The lesson here? If you're thinking about selling, ask yourself if you're confident your house will be worth 15 percent more next year -- because that's the magnitude of gain you'll need to cover a bigger tax hit. If you decide to take the money and run, do it now and don't wait to the last minute. That's what everybody else is going to do. And yes, in my world, it's almost the last minute. Not only is 2013 coming fast, but the closer it gets the more likely it is to cause a stampede of sellers who, together, drive prices down.
Now for those of you who have been adults for a while, I think it's worth noting that you can no longer skip capital gains by using the proceeds to buy a more expensive house. That little dance move was removed from the tax code quite a while ago and replaced with the $250,000 exclusion of tax on gain on the sale of a primary residence ($500,000 for a married couple). If you did partake in the old tax law, don't forget that you have carried that gain with you.
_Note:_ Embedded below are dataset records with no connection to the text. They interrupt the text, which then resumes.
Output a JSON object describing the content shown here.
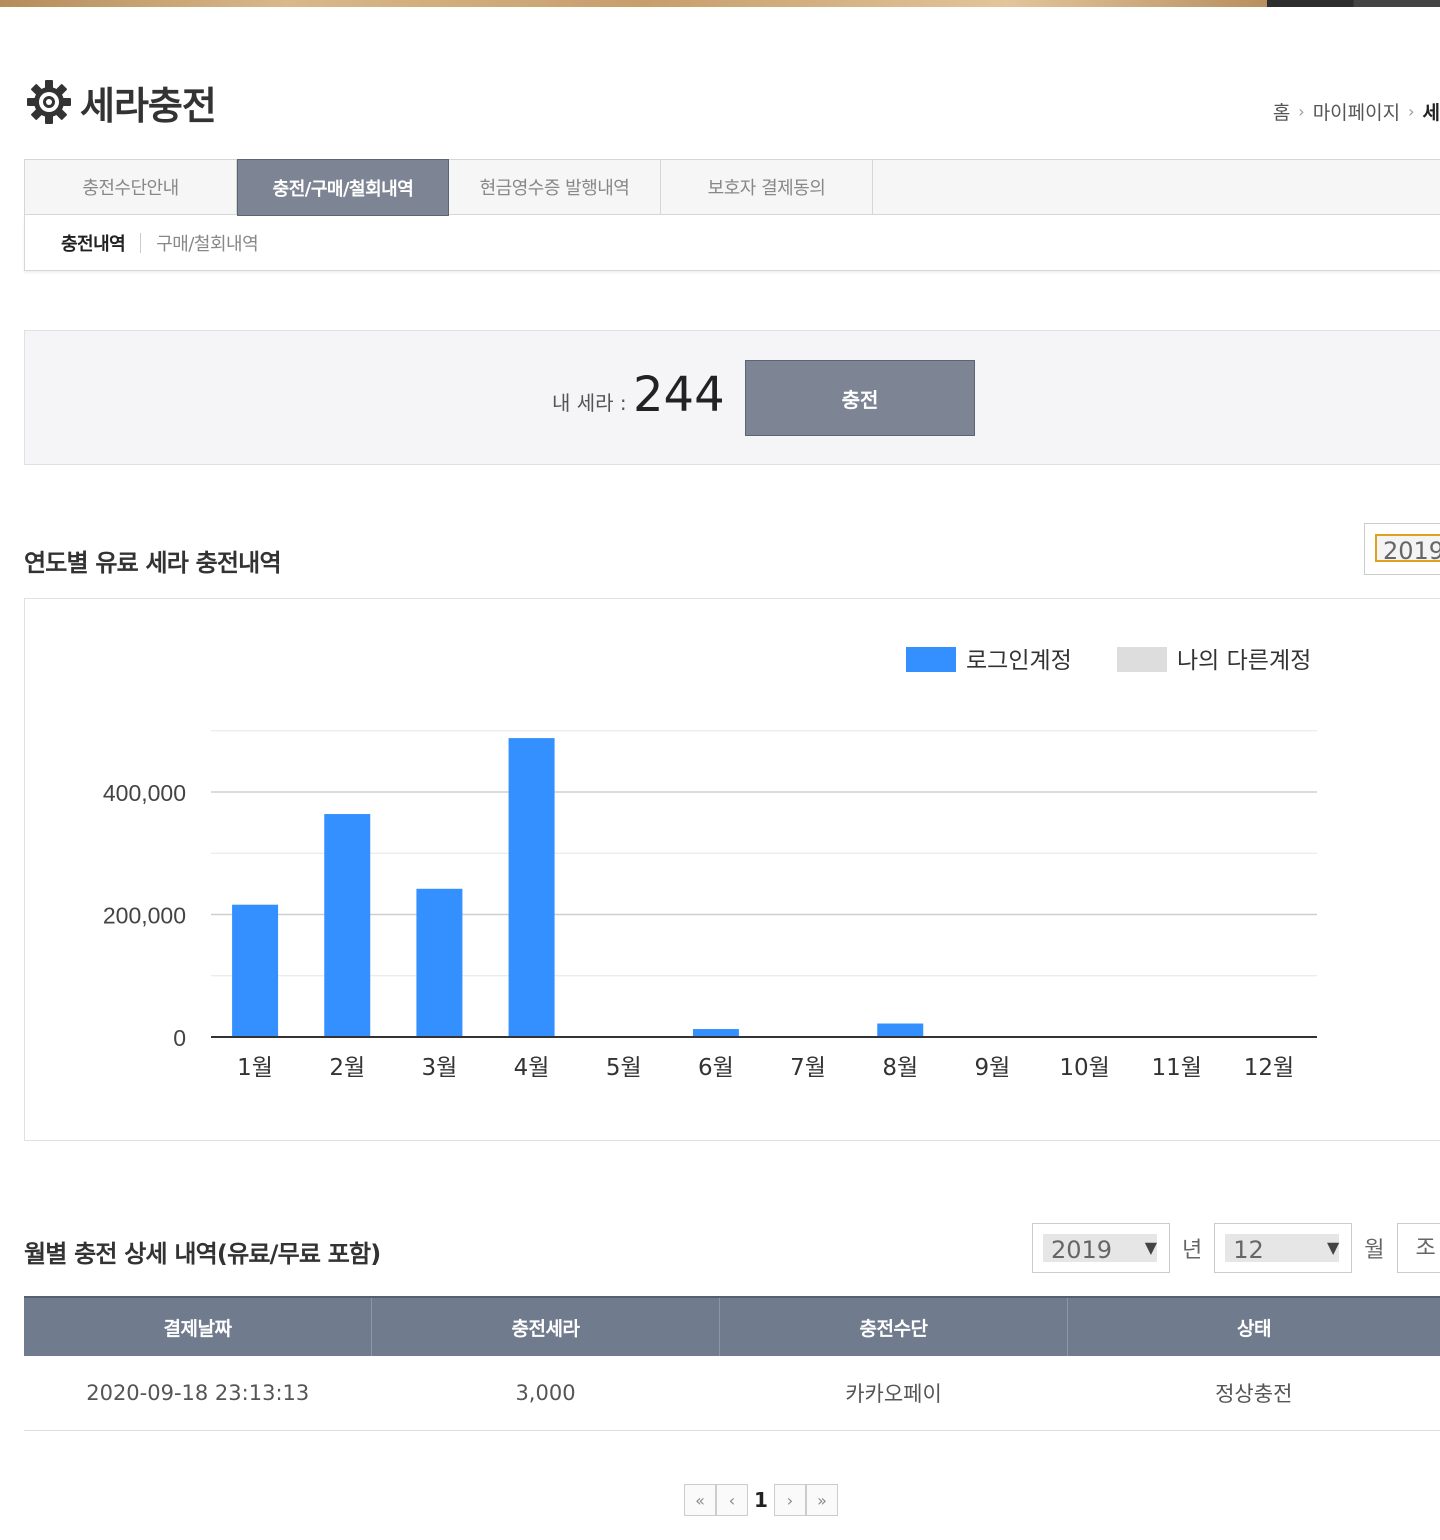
{
  "header": {
    "title": "세라충전",
    "icon": "gear-icon"
  },
  "breadcrumb": {
    "home": "홈",
    "mypage": "마이페이지",
    "cut": "세"
  },
  "tabs": [
    {
      "label": "충전수단안내",
      "active": false
    },
    {
      "label": "충전/구매/철회내역",
      "active": true
    },
    {
      "label": "현금영수증 발행내역",
      "active": false
    },
    {
      "label": "보호자 결제동의",
      "active": false
    }
  ],
  "subtabs": [
    {
      "label": "충전내역",
      "active": true
    },
    {
      "label": "구매/철회내역",
      "active": false
    }
  ],
  "balance": {
    "label": "내 세라 :",
    "value": "244",
    "charge_button": "충전"
  },
  "yearly": {
    "title": "연도별 유료 세라 충전내역",
    "year_select": "2019"
  },
  "chart_data": {
    "type": "bar",
    "categories": [
      "1월",
      "2월",
      "3월",
      "4월",
      "5월",
      "6월",
      "7월",
      "8월",
      "9월",
      "10월",
      "11월",
      "12월"
    ],
    "series": [
      {
        "name": "로그인계정",
        "color": "#3590ff",
        "values": [
          216000,
          364000,
          242000,
          488000,
          0,
          13000,
          0,
          22000,
          0,
          0,
          0,
          0
        ]
      },
      {
        "name": "나의 다른계정",
        "color": "#dddddd",
        "values": [
          0,
          0,
          0,
          0,
          0,
          0,
          0,
          0,
          0,
          0,
          0,
          0
        ]
      }
    ],
    "yticks": [
      "0",
      "200,000",
      "400,000"
    ],
    "ylim": [
      0,
      500000
    ],
    "grid": true,
    "legend": "top-right"
  },
  "monthly": {
    "title": "월별 충전 상세 내역(유료/무료 포함)",
    "year": "2019",
    "year_unit": "년",
    "month": "12",
    "month_unit": "월",
    "search_cut": "조"
  },
  "table": {
    "headers": [
      "결제날짜",
      "충전세라",
      "충전수단",
      "상태"
    ],
    "rows": [
      [
        "2020-09-18 23:13:13",
        "3,000",
        "카카오페이",
        "정상충전"
      ]
    ]
  },
  "pagination": {
    "first": "«",
    "prev": "‹",
    "current": "1",
    "next": "›",
    "last": "»"
  }
}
At whatever rate you end up paying, the measurement for capital gains is what you sell your property for minus the purchase price and the cost of capital improvements. Maintenance and repair, like painting your house, is not a capital improvement and so not added to your basis. However, in the last 90 days before you sell your house, more fine print starts to work in your favor. Any decorating or repair expense -- such as painting, landscaping, wallpapering or fixing the chimney -- is deemed a deductible selling cost, as are advertising fees, administrative costs, inspection fees, legal costs and your real estate broker's commission.